Les principes d'intervention du réseau
d'intervention sociale
Outre ses objectifs, ses activités et ses modalités de fonctionnement, la charte du Rispp fixe les principes d'intervention qui doivent être communs à l'ensemble des participants : Intervenir auprès des personnes prostituées sans discrimination d'aucune sorte, dans le respect des droits de la personne et de sa vie privée ; Garantir l'anonymat de la personne prostituée et respecter la confidentialité ; Solliciter uniquement les informations nécessaires et n'entreprendre aucune démarche ou communication d'informations sans le consentement de la personne ; Respecter les décisions ou choix de la personne prostituée ; Rechercher l'adhésion et la participation active des personnes prostituées ; Mettre au service de la personne prostituée une écoute et une information faite par des personnes formées à ce type d'intervention et dont les connaissances sont actualisées ; Apporter un soutien aux personnes prostituées, dans la limite des compétences de l'intervenant en les orientant, en tant que de besoin, vers les services compétents ; Ne pas porter de jugement et faire preuve de réserve sur le plan philosophique, confessionnel et politique. |
La coordination du réseau est aujourd'hui assurée par la chargée de mission aux droits des femmes et à l'égalité de la DDCS de Gironde. Ses membres se réunissent tous les deux mois.
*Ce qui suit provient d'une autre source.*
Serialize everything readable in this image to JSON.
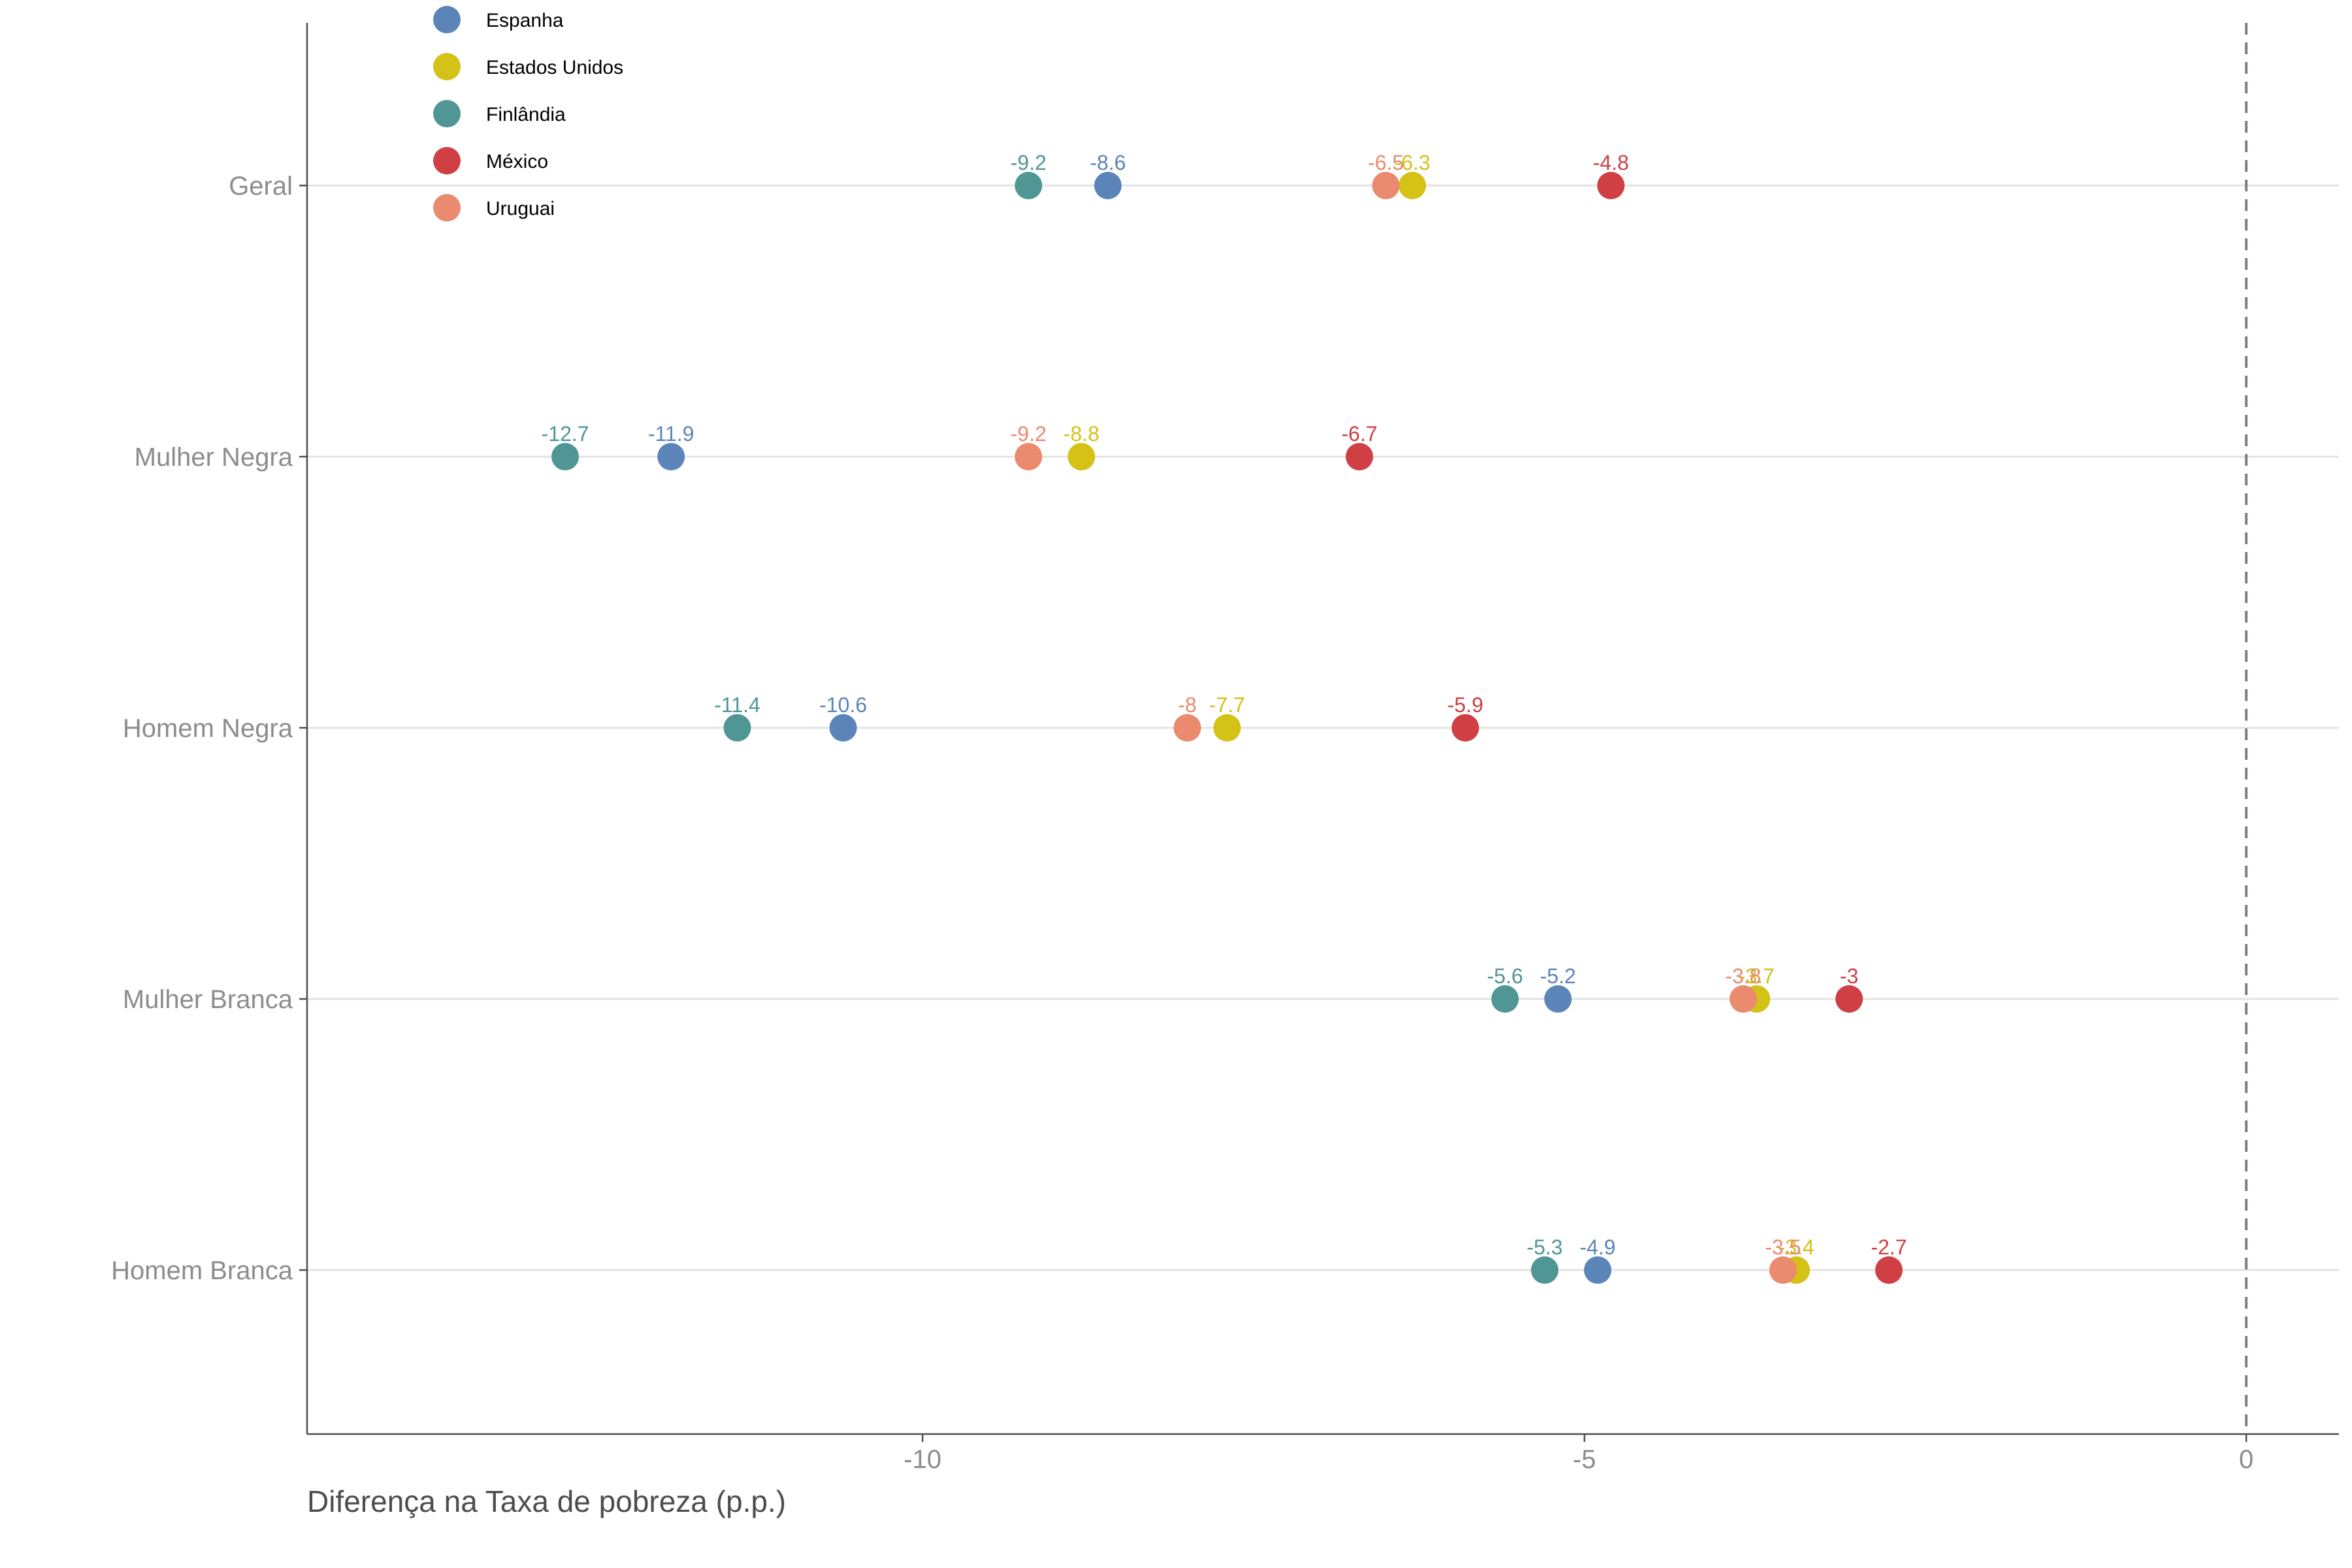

Après quatre ans de travaux au sein du Rispp, une convention cadre départementale pour la coordination des actions concernant les victimes de la traite des êtres humains a pu être signée le 12 avril 2012. Ce document résulte d'une prise de conscience de la part de l'ensemble des membres du réseau de l'évolution de la prostitution à Bordeaux et de leur volonté d'assurer une prise en charge commune des personnes victimes de la traite des êtres humains à des fins d'exploitation sexuelle. Un comité de suivi se réunit deux fois par an pour évaluer sa mise en oeuvre et la convention est systématiquement annexée à tous les dossiers d'identification de victimes de la traite qui sont présentés à la préfecture de Gironde.
Ainsi que l'a exposé la directrice de l'association Ippo devant vos rapporteurs, la mise en place du Rispp a été rendue possible grâce à l'importante mobilisation dont ont fait preuve les services de l'Etat.
Aux yeux de vos rapporteurs, le Rispp constitue la preuve qu'il est possible de faire travailler ensemble associations communautaires et abolitionnistes lorsque les principes d'intervention ont été clairement et préalablement définis.
Une généralisation du dispositif, jusqu'à présent unique en France, pourrait être envisagée, tout en conservant le principe de structures relativement souples et en imaginant des modalités de travail en commun avec les forces de sécurité et la justice.
Proposition Encourager la généralisation de partenariats souples entre acteurs associatifs et institutionnels dans les territoires sur le modèle du réseau d'intervention sociale auprès des personnes prostituées (Rispp) mis en oeuvre à Bordeaux. |
* 67 Circulaire du 25 août 1970 relative à la lutte contre la prostitution et le proxénétisme ; circulaire du 21 mars 1979 relative à la lutte contre la prostitution ; circulaire du 7 mars 1988 relative à la prévention de la prostitution et à la réinsertion des personnes prostituées.
* 68 Rapport d'information Assemblée nationale n° 1360, fait par Mme Maud Olivier au nom de la Délégation aux droits des femmes et à l'égalité des chances entre les hommes et les femmes sur le renforcement de la lutte contre le système prostitutionnel, septembre 2013.